O parecer técnico criticou a informação passada pelo perito médico legista, que constatou que o projétil entrou na região anterior ao pescoço de Hyara Flor e se alojou na vértebra cervical. “Lamentavelmente o Perito Médico Legista não manifesta em qual das 07 vertebras cervicais ficou alojado o projétil limitando tecnicamente a elucidação do trajeto balístico”, pontuou.

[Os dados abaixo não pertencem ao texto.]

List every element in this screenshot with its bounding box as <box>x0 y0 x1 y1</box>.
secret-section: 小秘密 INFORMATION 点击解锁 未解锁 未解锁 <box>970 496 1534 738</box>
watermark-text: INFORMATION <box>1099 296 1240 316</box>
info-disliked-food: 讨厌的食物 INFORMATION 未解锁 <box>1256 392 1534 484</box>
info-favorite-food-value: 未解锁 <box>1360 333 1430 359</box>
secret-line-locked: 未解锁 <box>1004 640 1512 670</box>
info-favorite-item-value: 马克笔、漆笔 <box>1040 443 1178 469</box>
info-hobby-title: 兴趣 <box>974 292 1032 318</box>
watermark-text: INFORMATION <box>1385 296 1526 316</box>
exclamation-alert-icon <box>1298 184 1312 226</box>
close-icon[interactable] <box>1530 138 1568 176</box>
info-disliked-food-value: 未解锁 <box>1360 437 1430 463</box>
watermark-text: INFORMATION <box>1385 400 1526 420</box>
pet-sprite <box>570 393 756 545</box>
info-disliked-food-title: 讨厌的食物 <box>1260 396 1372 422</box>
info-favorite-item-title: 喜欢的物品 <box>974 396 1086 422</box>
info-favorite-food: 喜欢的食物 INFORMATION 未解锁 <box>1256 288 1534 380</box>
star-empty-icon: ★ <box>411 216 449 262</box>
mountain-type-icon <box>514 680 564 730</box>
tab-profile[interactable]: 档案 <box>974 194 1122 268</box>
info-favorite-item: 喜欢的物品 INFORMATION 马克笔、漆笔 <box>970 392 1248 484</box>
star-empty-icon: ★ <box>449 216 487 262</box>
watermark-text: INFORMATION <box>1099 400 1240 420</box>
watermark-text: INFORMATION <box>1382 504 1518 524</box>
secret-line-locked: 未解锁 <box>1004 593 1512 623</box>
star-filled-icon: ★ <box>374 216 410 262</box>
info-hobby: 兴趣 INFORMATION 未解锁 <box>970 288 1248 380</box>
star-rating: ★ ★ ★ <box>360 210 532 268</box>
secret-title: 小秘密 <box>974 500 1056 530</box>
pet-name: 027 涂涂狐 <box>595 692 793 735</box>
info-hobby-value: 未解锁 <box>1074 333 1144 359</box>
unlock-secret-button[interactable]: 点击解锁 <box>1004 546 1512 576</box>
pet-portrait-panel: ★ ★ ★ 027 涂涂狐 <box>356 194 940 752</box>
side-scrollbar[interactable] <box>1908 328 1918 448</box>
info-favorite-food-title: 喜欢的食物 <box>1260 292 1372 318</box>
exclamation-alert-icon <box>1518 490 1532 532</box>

Veja alguns pontos da investigação revelados pela polícia em agosto:
- Resultado do inquérito foi baseado em relatos de testemunhas e elementos periciais;
- A arma foi comprada pela mãe do adolescente em Vitória da Conquista após uma tentativa de sequestro que o filho sofreu em Guaratinga;
- O adolescente tem entre 1,80m e 1,85m de altura, apesar de ter apenas 14 anos. Pela posição do tiro, foi descartado que ele fosse o autor do tiro;
- O disparo foi de uma distância entre 20 e 25 cm. Ou seja, de perto;
- Foi descartado a possibilidade do crime ter sido premeditado por causa da fuga. A família do adolescente parou em um posto de combustível, a caminho do Espírito Santo, e completou o tanque;
- Sobre a violência doméstica: o laudo da necropsia não indicou sinais de violência doméstica internos e externos;
- Testemunhas ouvidas pela polícia disseram, de forma unânime, que o casal tinha uma relação harmônica;
- A versão da vingança por causa da traição não se sustentou com provas.